I got to read a print magazine (this week’s New Yorker) nearly cover to cover while camping out on the edge of a bluff overlooking an expanse of pine trees in the Black Hills National Forest. In addition to the recommendations from the magazine itself, I’d like to recommend the act of reading a physical magazine; I just subscribed to two more (5280 and Texas Monthly, if you’d like to read along). Two of my friends/coworkers from the newsroom were camping with me, and they were reading physical magazines and books, too. At one point, a car drove by and saw us all sitting around the fire ring with our heads down in a book or magazine, and I wondered if the sight seemed strange in this day and age. It’s not uncommon to see a table of friends at a restaurant all looking at their phones and ignoring each other, but physical pages? I was proud of us.

  • This personal history essay from Jon Lee Anderson, “The Musk Ox and Me,” felt particularly perfect to read in the middle of nowhere under the shade of towering pines, enjoying a gentle breeze and the incredible silence of wide open wilderness.
  • A book review that taught me a fraction of what the book itself will (Did you you know that in 1958, Martin Luther King, Jr. was promoting a book he’d written in a department store, and a woman walked up, asked if he was Martin Luther King, Jr., and after he said yes, she promptly stabbed him in the chest with a steel letter opener? I did not, until I read this review.). Isabel Wilkerson’s new book, Caste: The Origins of Our Discontents, is already a must-read for many who know the power of her writing from The Warmth of Other Suns. In it, she compares three forms of caste systems: India, America (slavery and Jim Crow), and Nazi Germany.
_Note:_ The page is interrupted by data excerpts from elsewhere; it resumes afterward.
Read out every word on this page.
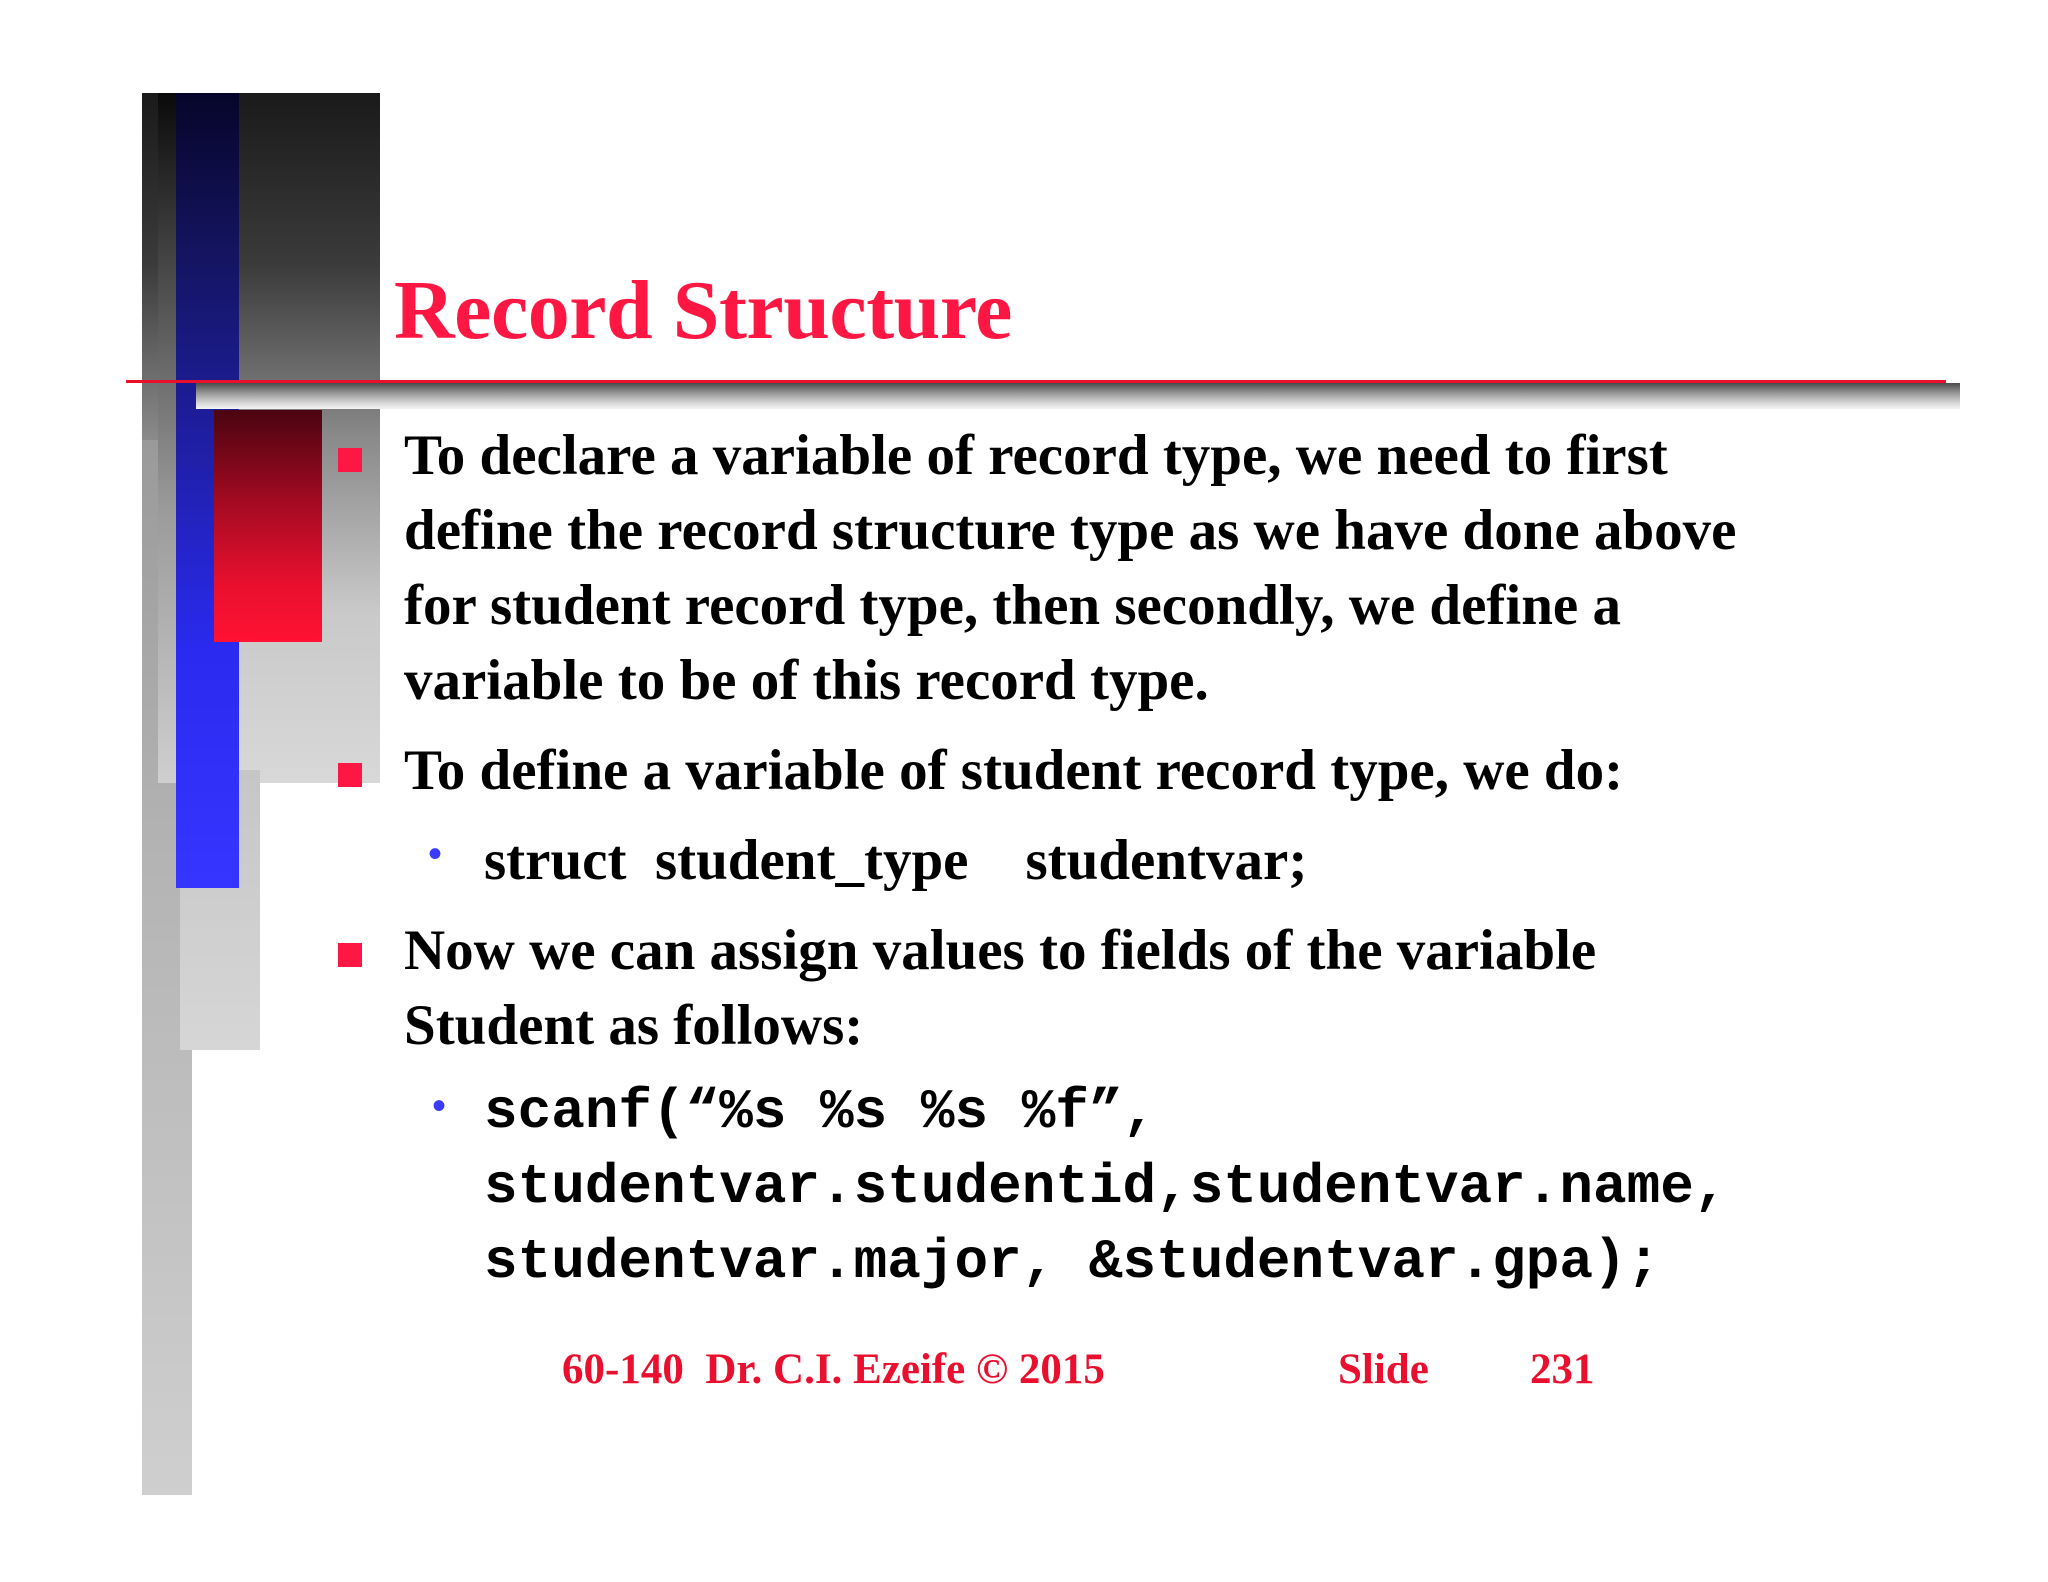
Record Structure
To declare a variable of record type, we need to first
define the record structure type as we have done above
for student record type, then secondly, we define a
variable to be of this record type.
To define a variable of student record type, we do:
• struct  student_type    studentvar;
Now we can assign values to fields of the variable
Student as follows:
• scanf(“%s %s %s %f”,
studentvar.studentid,studentvar.name,
studentvar.major, &studentvar.gpa);
60-140  Dr. C.I. Ezeife © 2015	Slide 231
  • Good, old-fashioned reporting on the ground from Wisconsin’s struggling dairy farms. (Fun fact: If Wisconsin were its own country, it would be the fourth-highest cheese producer country in the world.)

  • Finally, Anthony Lane’s review of “Boys State” took me back to the early months of the year when I returned to Columbia, Missouri, for True/False. It was the movie I’d heard most about coming out of Sundance, and it didn’t disappoint. It will give you hope; it will give you reason to fear for the future of American politics. Mostly, it will entertain.


Have you somehow lost track of everything that’s gone on in the world related to COVID-19 since the pandemic took hold? Then let me recommend this piece in The Atlantic by Ed Yong, the single most comprehensive journalist writing about the novel coronavirus (I’ve highlighted his work here). It is a must-read, not because of soaring sentences and beautiful paragraphs (though there are many of both), but because it represents a history book written in real time.

How the Pandemic Defeated America | The Atlantic


Last week, Augusta National Golf Club announced the Masters, moved from its traditional April time slot on the calendar to November, announced a further deviation from the normal: It will be played to an empty gallery; no fans will be in attendance.

Wright Thompson, perhaps the journalist most associated with the tournament, wrote a short essay that ESPN filmed in April, and it was haunting and beautiful and still resonates.